The Energy Department’s in-house number crunchers say recent gasoline price spikes can’t really be laid at the feet of crude oil prices, which generally play a big role in what drivers pay at the pump.
Instead, a brief Energy Information Administration report Monday explains that several factors, such as refinery outages (both planned and unplanned) and growing global demand for petroleum products, account for most of the rise.
These factors have driven an increase in the difference between crude oil prices and wholesale gasoline prices, which is called the “crack spread.” The EIA says the growing gap accounts for “most” of the roughly 45 cents-per-gallon rise in gasoline prices between Jan. 1 and early last week. ...

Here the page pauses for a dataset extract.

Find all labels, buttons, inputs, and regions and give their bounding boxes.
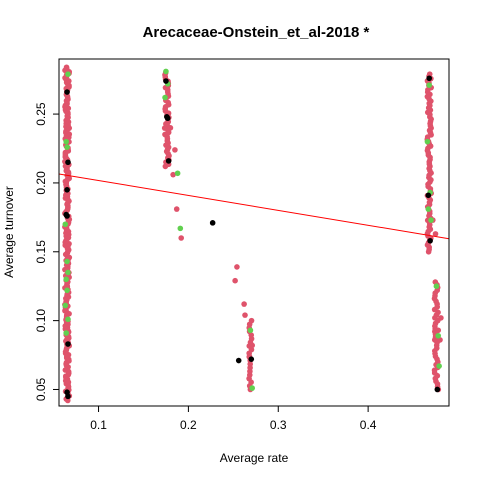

The EIA, which bases its new report on gasoline price increases through early last week, says as much as two-thirds of the 2013 increase in pump prices is reflected in the increased “crack spread.” From their Monday report:
Between January 1 and February 19, the price of Brent crude oil—the waterborne light sweet crude grade that drives the wholesale price of gasoline sold in most U.S. regions—rose about $6 per barrel, or about 15 cents per gallon. A simple calculation, which modestly understates the role of higher crude prices to the extent that crude price increases during December 2012 were still not fully passed through in retail gasoline prices at the start of 2013, suggests that about two-thirds of the rise in gasoline prices since the start of the year reflects higher gasoline crack spreads.